Kumbha Jataka (#512)

temple painting of Kumbha Jataka

The Bodhisatta was once Indra, king of the gods. Alcohol was discovered during his reign. A tree in the Himalayas had a hole in its crook between three branches, and it filled with water after rain. Alongside this tree grew two different species of myrobalan tree and a pepper shrub, and fruits from these would fall into the hole. Nearby was a wild rice paddy, and parrots would pluck the heads off rice plants and eat them while perched on the tree, dropping some husked rice into the hole. This blood-red mixture fermented in the sun’s heat and became wine.

Birds, monkeys, wild dogs, and other forest animals would drink this liquid and fall down unconscious around the tree; soon after, they’d get up and fly or walk away as good as new. Seeing this, a forester realized the liquid wasn’t poison, so he drank some. Intoxicated, he got the desire to eat meat, so he lit a fire and grabbed some passed-out birds from the base of the tree, eating their grilled flesh while gesticulating wildly with his free hand. The next day, he took some of this wild wine and meat to an ascetic who lived nearby, and they sat together, eating and drinking.

They filled some reed pipes with their wine, hung them on a carrying pole, and went to give the king some. The king got drunk and asked for more, so the men returned to the tree and brought back more wine. After a few more long trips to the mountains, they took note of everything in the tree’s hole and started to make wine in the city. It became so popular that all the men drank it and became idle wretches, making the city seem deserted. So the winemakers moved to another city, and it also perished in the same way, and then a third.

At their fourth city, they began brewing a batch of five hundred jars. To protect them, they tied a cat to each jar. As the wine fermented, some leaked out of the jars, and when the cats lapped it up, they passed out. Rats came and bit off the drunk cats’ ears, noses, teeth, and tails. The king’s advisors told him the cats had died from drinking the wine, so he assumed the two men were making poison and had them beheaded without delay.

When the king sent men to break the jars, the cats were up and were playing normally, so the king decided to drink the wine instead of destroying it. He set up a pavilion in the palace courtyard, and he and his courtiers began to drink. At that time, the Bodhisatta looked down on the world to see who was being righteous and saw that the king was about to get drunk. The Bodhisatta knew that if he did, all of India would be destroyed. So the Bodhisatta took the form of a brahmin and went to earth to stop him.

The Bodhisatta appeared in mid-air and spoke at length about the evils of alcohol. The jars, he said, contained countless vices, and anyone drinking from them sinks headfirst into a loathsome pool: their minds wander, they speak obscenely, act foolishly, become forgetful, babble stupidly, and sit naked around other people. They may even lose all their money, commit adultery, or kill a priest.

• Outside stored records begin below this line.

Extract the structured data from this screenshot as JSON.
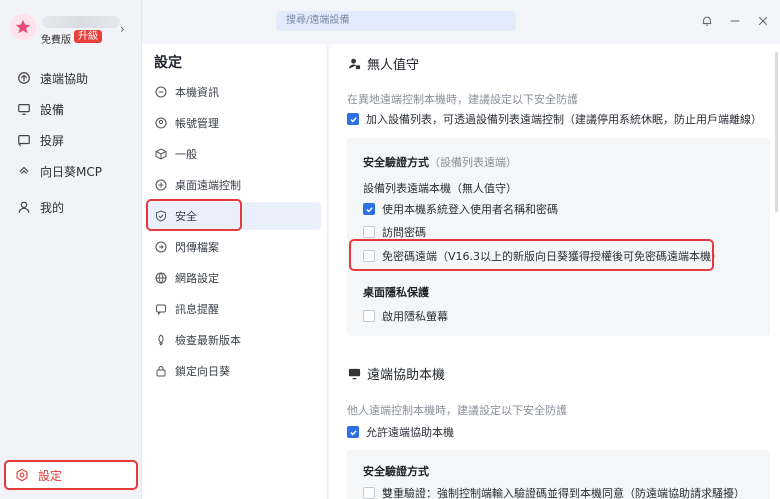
{
  "profile": {
    "plan": "免費版",
    "upgrade": "升級"
  },
  "sidebar": {
    "items": [
      {
        "label": "遠端協助",
        "icon": "remote-assist-icon"
      },
      {
        "label": "設備",
        "icon": "monitor-icon"
      },
      {
        "label": "投屏",
        "icon": "cast-icon"
      },
      {
        "label": "向日葵MCP",
        "icon": "mcp-icon"
      },
      {
        "label": "我的",
        "icon": "user-icon"
      }
    ],
    "settings": {
      "label": "設定",
      "icon": "gear-icon"
    }
  },
  "search": {
    "placeholder": "搜尋/遠端設備"
  },
  "settings_menu": {
    "title": "設定",
    "items": [
      {
        "label": "本機資訊",
        "icon": "info-icon"
      },
      {
        "label": "帳號管理",
        "icon": "account-icon"
      },
      {
        "label": "一般",
        "icon": "cube-icon"
      },
      {
        "label": "桌面遠端控制",
        "icon": "desktop-control-icon"
      },
      {
        "label": "安全",
        "icon": "shield-icon"
      },
      {
        "label": "閃傳檔案",
        "icon": "file-transfer-icon"
      },
      {
        "label": "網路設定",
        "icon": "globe-icon"
      },
      {
        "label": "訊息提醒",
        "icon": "message-icon"
      },
      {
        "label": "檢查最新版本",
        "icon": "update-icon"
      },
      {
        "label": "鎖定向日葵",
        "icon": "lock-icon"
      }
    ]
  },
  "unattended": {
    "title": "無人值守",
    "desc": "在異地遠端控制本機時，建議設定以下安全防護",
    "add_device_list": "加入設備列表，可透過設備列表遠端控制（建議停用系統休眠，防止用戶端離線）",
    "card": {
      "title": "安全驗證方式",
      "title_note": "（設備列表遠端）",
      "sub": "設備列表遠端本機（無人值守）",
      "opt_system_login": "使用本機系統登入使用者名稱和密碼",
      "opt_access_password": "訪問密碼",
      "opt_passwordless": "免密碼遠端（V16.3以上的新版向日葵獲得授權後可免密碼遠端本機）",
      "privacy_title": "桌面隱私保護",
      "privacy_screen": "啟用隱私螢幕"
    }
  },
  "assist": {
    "title": "遠端協助本機",
    "desc": "他人遠端控制本機時，建議設定以下安全防護",
    "allow": "允許遠端協助本機",
    "card": {
      "title": "安全驗證方式",
      "double_verify": "雙重驗證：強制控制端輸入驗證碼並得到本機同意（防遠端協助請求騷擾）"
    }
  },
  "colors": {
    "accent": "#2f6fe4",
    "highlight": "#e63a3a",
    "upgrade": "#e8413c"
  }
}
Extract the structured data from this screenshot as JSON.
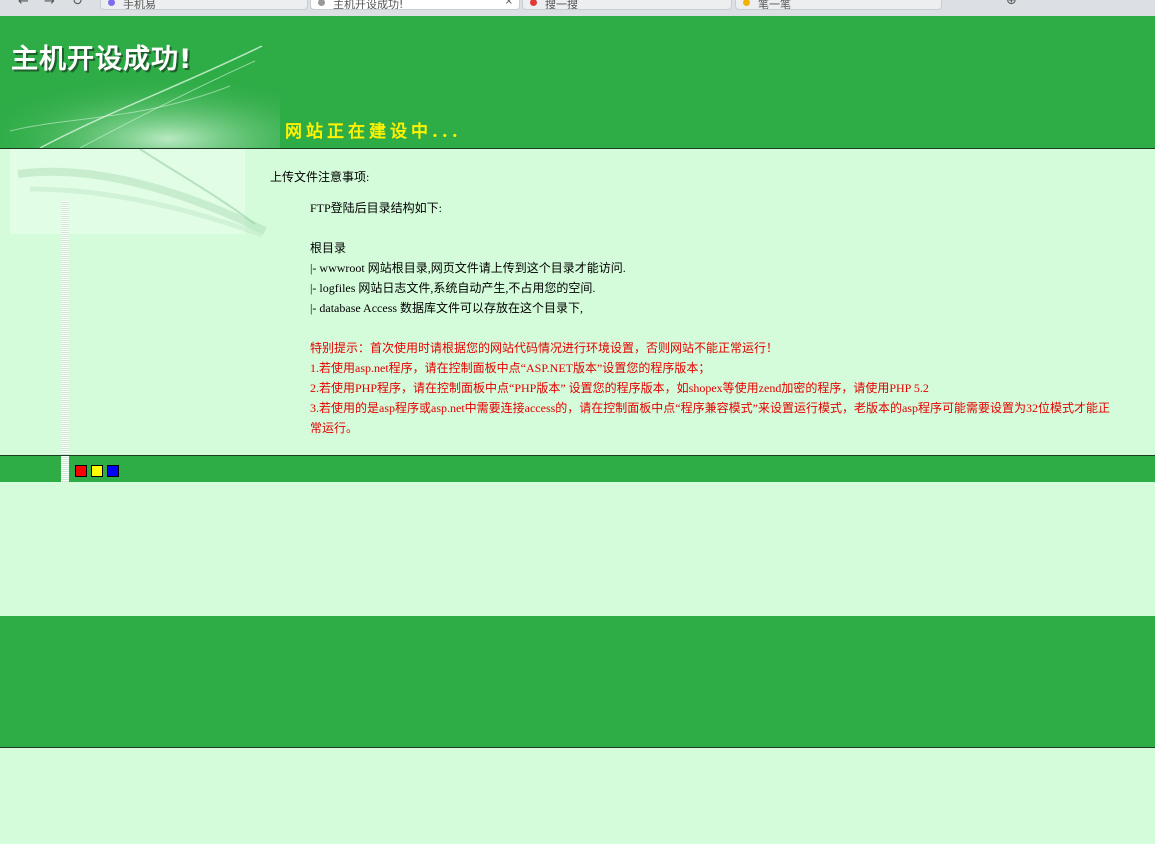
{
  "browser": {
    "tabs": [
      {
        "label": "手机易",
        "active": false,
        "favicon_color": "#7b6cf0"
      },
      {
        "label": "主机开设成功!",
        "active": true,
        "favicon_color": "#999999"
      },
      {
        "label": "搜一搜",
        "active": false,
        "favicon_color": "#e03a3a"
      },
      {
        "label": "笔一笔",
        "active": false,
        "favicon_color": "#f0b400"
      }
    ],
    "tab_close": "×"
  },
  "header": {
    "title": "主机开设成功!",
    "subtitle": "网站正在建设中..."
  },
  "notice": {
    "heading": "上传文件注意事项:",
    "ftp_intro": "FTP登陆后目录结构如下:",
    "root": "根目录",
    "dirs": [
      "|- wwwroot 网站根目录,网页文件请上传到这个目录才能访问.",
      "|- logfiles 网站日志文件,系统自动产生,不占用您的空间.",
      "|- database Access 数据库文件可以存放在这个目录下,"
    ],
    "tips": [
      "特别提示：首次使用时请根据您的网站代码情况进行环境设置，否则网站不能正常运行！",
      "1.若使用asp.net程序，请在控制面板中点“ASP.NET版本”设置您的程序版本；",
      "2.若使用PHP程序，请在控制面板中点“PHP版本” 设置您的程序版本，如shopex等使用zend加密的程序，请使用PHP 5.2",
      "3.若使用的是asp程序或asp.net中需要连接access的，请在控制面板中点“程序兼容模式”来设置运行模式，老版本的asp程序可能需要设置为32位模式才能正常运行。"
    ],
    "tip_color": "#e60000"
  },
  "colors": {
    "green": "#2eac46",
    "light_green": "#d4fcda",
    "squares": [
      "#ff0000",
      "#ffff00",
      "#0000ff"
    ]
  }
}
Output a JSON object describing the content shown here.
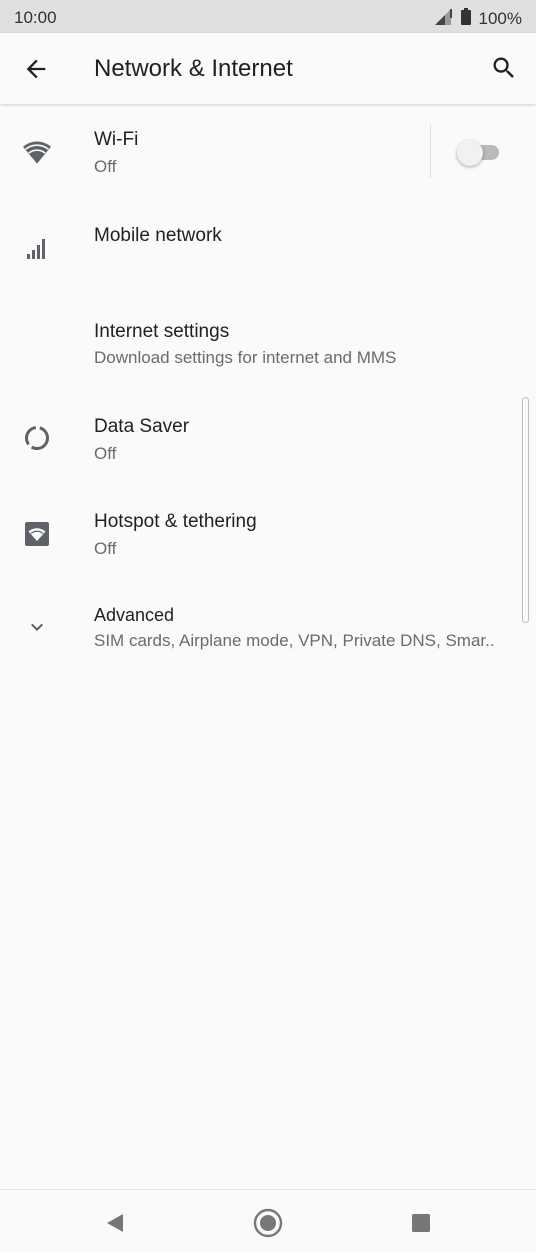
{
  "status_bar": {
    "time": "10:00",
    "battery": "100%",
    "icons": [
      "signal-icon",
      "battery-icon"
    ]
  },
  "app_bar": {
    "title": "Network & Internet",
    "back_icon": "arrow-back-icon",
    "search_icon": "search-icon"
  },
  "items": [
    {
      "title": "Wi-Fi",
      "subtitle": "Off",
      "icon": "wifi-icon",
      "toggle": false
    },
    {
      "title": "Mobile network",
      "subtitle": "",
      "icon": "cellular-signal-icon"
    },
    {
      "title": "Internet settings",
      "subtitle": "Download settings for internet and MMS",
      "icon": ""
    },
    {
      "title": "Data Saver",
      "subtitle": "Off",
      "icon": "data-saver-icon"
    },
    {
      "title": "Hotspot & tethering",
      "subtitle": "Off",
      "icon": "hotspot-icon"
    },
    {
      "title": "Advanced",
      "subtitle": "SIM cards, Airplane mode, VPN, Private DNS, Smar..",
      "icon": "chevron-down-icon"
    }
  ],
  "nav_bar": {
    "icons": [
      "nav-back-icon",
      "nav-home-icon",
      "nav-recents-icon"
    ]
  },
  "colors": {
    "background": "#fafafa",
    "status_bar": "#e0e0e0",
    "primary_text": "#202124",
    "secondary_text": "#6b6b6b",
    "icon": "#5f6368"
  }
}
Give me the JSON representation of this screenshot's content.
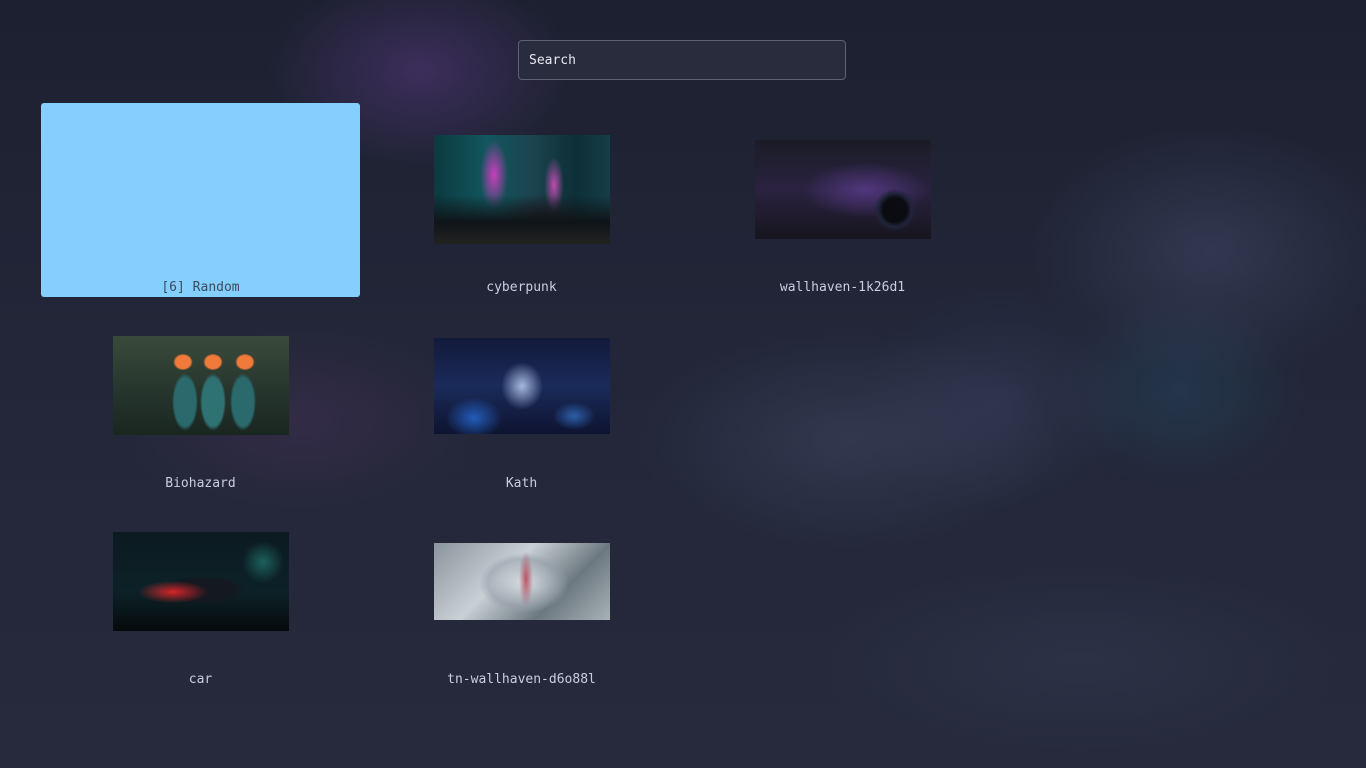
{
  "search": {
    "placeholder": "Search",
    "value": ""
  },
  "selected_index": 0,
  "items": [
    {
      "label": "[6] Random",
      "thumbnail": "",
      "selected": true
    },
    {
      "label": "cyberpunk",
      "thumbnail": "neon city street with car"
    },
    {
      "label": "wallhaven-1k26d1",
      "thumbnail": "purple sports car rear"
    },
    {
      "label": "Biohazard",
      "thumbnail": "hooded figures with biohazard signs"
    },
    {
      "label": "Kath",
      "thumbnail": "anime girl with laptop in blue light"
    },
    {
      "label": "car",
      "thumbnail": "sports car with red light trails at night"
    },
    {
      "label": "tn-wallhaven-d6o88l",
      "thumbnail": "anime figure inside clockwork"
    }
  ],
  "colors": {
    "selection": "#84cffd",
    "label_text": "#c9cde0",
    "background": "#222638"
  }
}
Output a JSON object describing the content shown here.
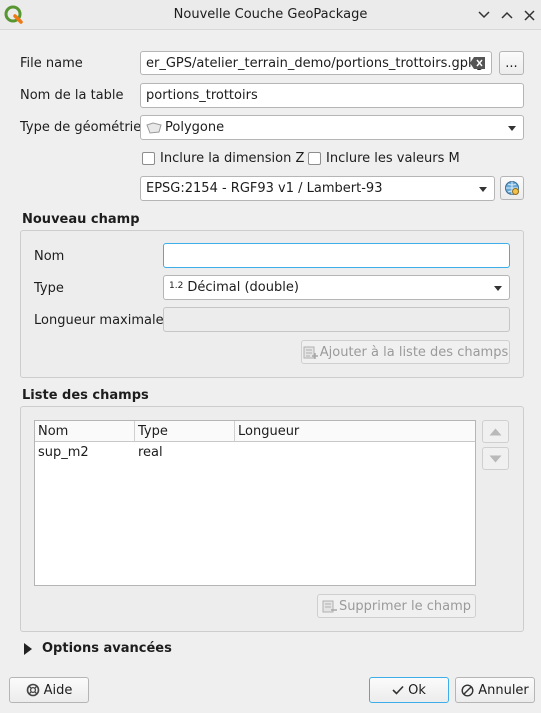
{
  "window": {
    "title": "Nouvelle Couche GeoPackage"
  },
  "form": {
    "file_name_label": "File name",
    "file_name_value": "er_GPS/atelier_terrain_demo/portions_trottoirs.gpkg",
    "browse_label": "...",
    "table_name_label": "Nom de la table",
    "table_name_value": "portions_trottoirs",
    "geometry_type_label": "Type de géométrie",
    "geometry_type_value": "Polygone",
    "include_z_label": "Inclure la dimension Z",
    "include_m_label": "Inclure les valeurs M",
    "crs_value": "EPSG:2154 - RGF93 v1 / Lambert-93"
  },
  "new_field": {
    "heading": "Nouveau champ",
    "name_label": "Nom",
    "name_value": "",
    "type_label": "Type",
    "type_icon_text": "1.2",
    "type_value": "Décimal (double)",
    "max_length_label": "Longueur maximale",
    "max_length_value": "",
    "add_button_label": "Ajouter à la liste des champs"
  },
  "fields_list": {
    "heading": "Liste des champs",
    "columns": [
      "Nom",
      "Type",
      "Longueur"
    ],
    "rows": [
      {
        "name": "sup_m2",
        "type": "real",
        "length": ""
      }
    ],
    "remove_button_label": "Supprimer le champ"
  },
  "advanced": {
    "label": "Options avancées"
  },
  "footer": {
    "help_label": "Aide",
    "ok_label": "Ok",
    "cancel_label": "Annuler"
  },
  "colors": {
    "focus": "#3daee9",
    "qgis_green": "#589632"
  }
}
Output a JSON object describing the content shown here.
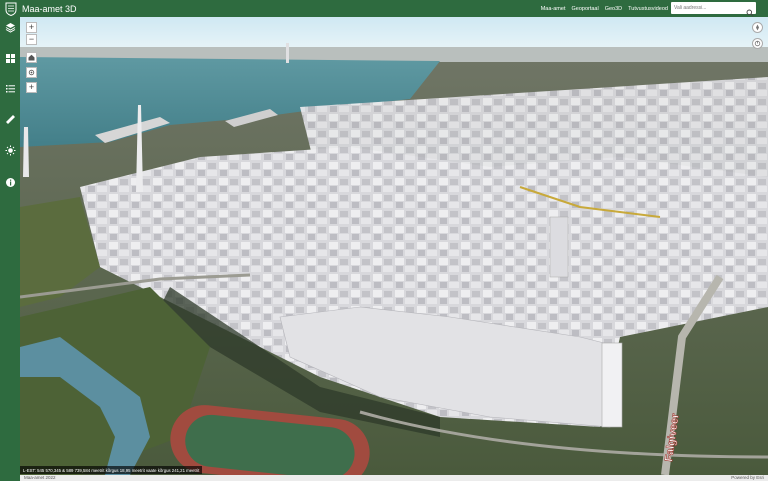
{
  "header": {
    "title": "Maa-amet 3D",
    "links": [
      "Maa-amet",
      "Geoportaal",
      "Geo3D",
      "Tutvustusvideod"
    ],
    "search_placeholder": "Vali aadressi..."
  },
  "sidebar": {
    "items": [
      "layers-icon",
      "grid-icon",
      "list-icon",
      "ruler-icon",
      "sun-icon",
      "info-icon"
    ]
  },
  "map_controls": {
    "zoom_in": "+",
    "zoom_out": "−",
    "add": "+"
  },
  "map_labels": {
    "street": "Falgiveer"
  },
  "status": {
    "coordinates": "L-EST: 545 570,345 & 589 739,584 meetrit  kõrgus 18,95 meetrit  vaate kõrgus 241,21 meetrit"
  },
  "footer": {
    "copyright": "Maa-amet 2022",
    "powered": "Powered by Esri"
  },
  "colors": {
    "brand_green": "#2e6b3f",
    "sea": "#4e8a95",
    "sky": "#d7eef7"
  }
}
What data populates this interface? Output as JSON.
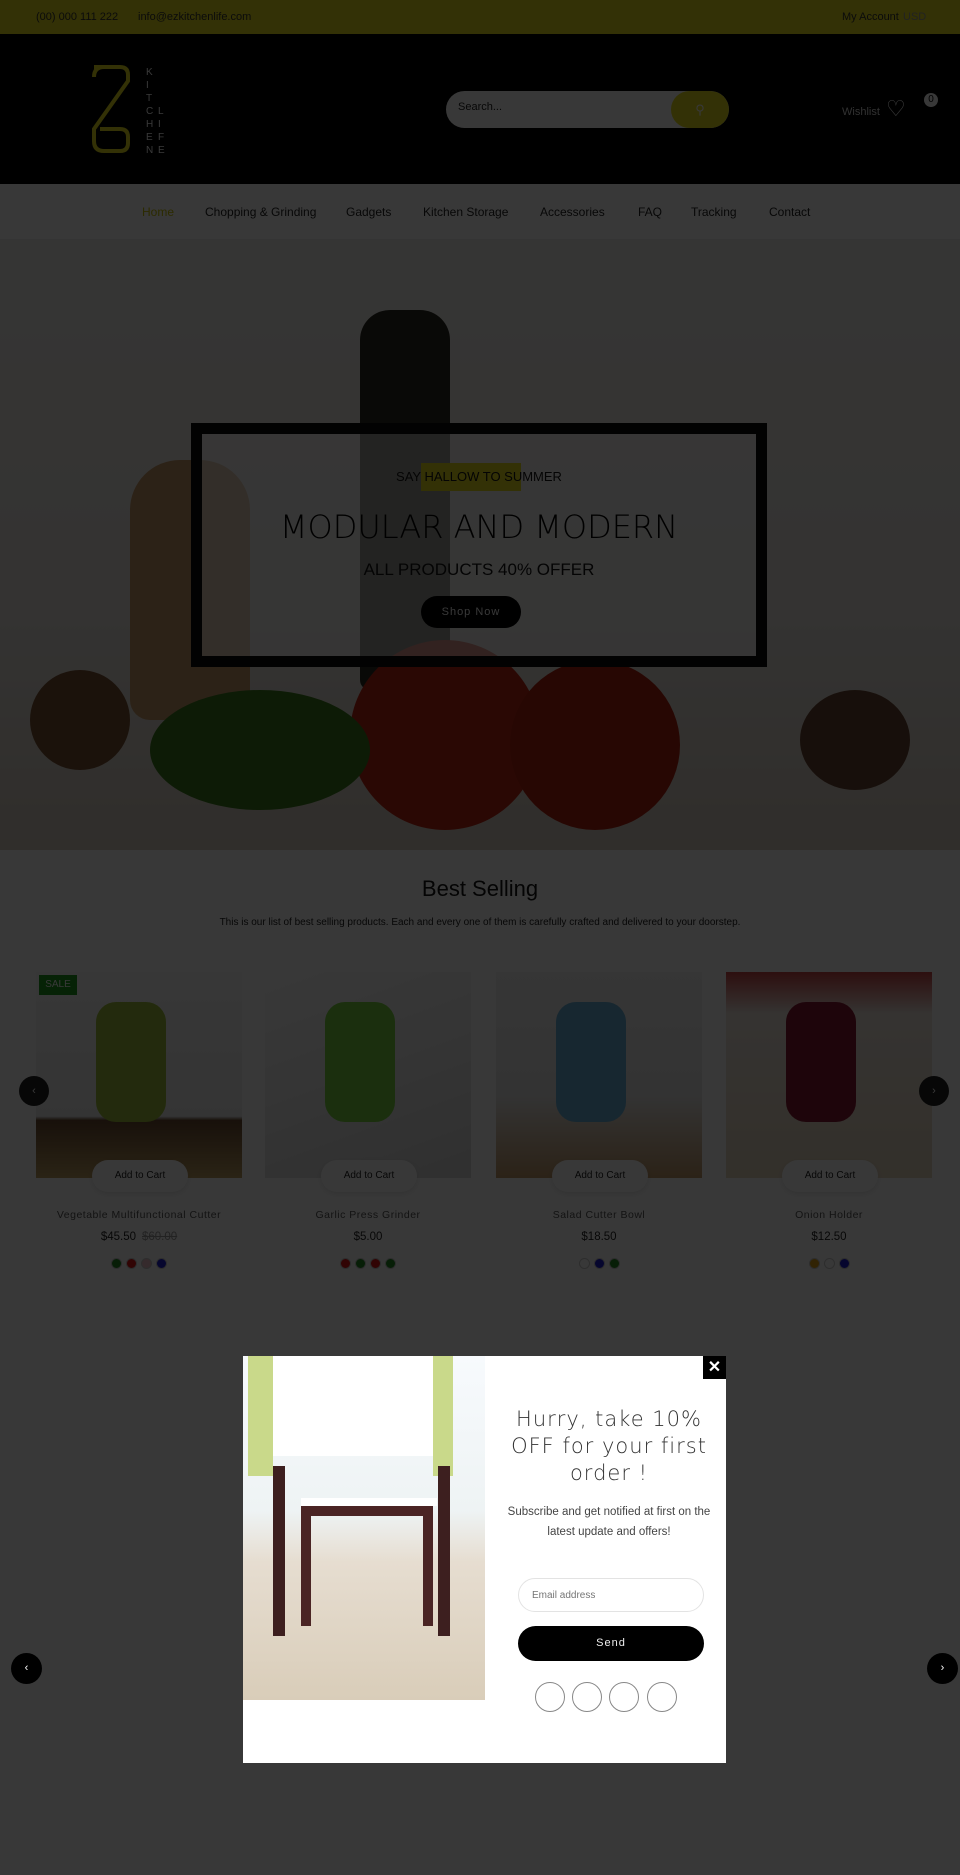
{
  "topbar": {
    "phone": "(00) 000 111 222",
    "email": "info@ezkitchenlife.com",
    "account": "My Account",
    "currency": "USD",
    "accent": "#e6e019"
  },
  "header": {
    "logo_text": "KITCHEN LIFE",
    "search_placeholder": "Search...",
    "search_icon": "search-icon",
    "wishlist": "Wishlist",
    "wishlist_count": "0"
  },
  "nav": [
    "Home",
    "Chopping & Grinding",
    "Gadgets",
    "Kitchen Storage",
    "Accessories",
    "FAQ",
    "Tracking",
    "Contact"
  ],
  "hero": {
    "kicker": "SAY HALLOW TO SUMMER",
    "title": "MODULAR AND MODERN",
    "subtitle": "ALL PRODUCTS 40% OFFER",
    "cta": "Shop Now"
  },
  "best": {
    "title": "Best Selling",
    "subtitle": "This is our list of best selling products. Each and every one of them is carefully crafted and delivered to your doorstep.",
    "products": [
      {
        "name": "Vegetable Multifunctional Cutter",
        "price": "$45.50",
        "old_price": "$60.00",
        "badge": "SALE",
        "add": "Add to Cart",
        "colors": [
          "#1f8a1f",
          "#d11",
          "#f0c0c8",
          "#1a1ad0"
        ]
      },
      {
        "name": "Garlic Press Grinder",
        "price": "$5.00",
        "add": "Add to Cart",
        "colors": [
          "#d11",
          "#1f8a1f",
          "#d11",
          "#1f8a1f"
        ]
      },
      {
        "name": "Salad Cutter Bowl",
        "price": "$18.50",
        "add": "Add to Cart",
        "colors": [
          "#ffffff",
          "#1a1ad0",
          "#1f8a1f"
        ]
      },
      {
        "name": "Onion Holder",
        "price": "$12.50",
        "add": "Add to Cart",
        "colors": [
          "#e0a010",
          "#ffffff",
          "#1a1ad0"
        ]
      }
    ]
  },
  "popup": {
    "title": "Hurry, take 10% OFF for your first order !",
    "desc": "Subscribe and get notified at first on the latest update and offers!",
    "email_placeholder": "Email address",
    "send": "Send",
    "close": "✕"
  }
}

The king, now knowing the misery wrought by alcohol, had the jars smashed. He offered the Bodhisatta five villages, ten horses and chariots, one hundred handmaidens, and seven hundred cows as thanks, but the Bodhisatta revealed himself as Indra and refused any gift. Though alcohol gradually spread across India, the king never drank any, and for his righteousness, he went to heaven.

In the Lifetime of the Buddha

Five hundred friends of Visakha, the Buddha’s top female lay supporter, wanted to attend a drinking festival in their city, and they invited her to join them. Visakha declined because she never drank alcohol, so they asked her to come with them to give an offering to the Buddha. Some of the women started drinking before they even got to the monastery, and they sang, danced, quarreled, and made improper movements with their hands and feet in front of the Buddha. To frighten the misbehaving women, the Buddha shot light out of an eyebrow and then made it completely dark; this caused the effect of the alcohol to vanish. He then stood atop Mount Meru and emitted a ray of light from the hairs between his eyebrows with the power of a thousand moons and rebuked their behavior. They all repented. Then Visakha asked how alcohol came about, and the Buddha answered by telling this story.

The king who did not drink the wine was an earlier birth of Ananda, one of the Buddha’s top disciples.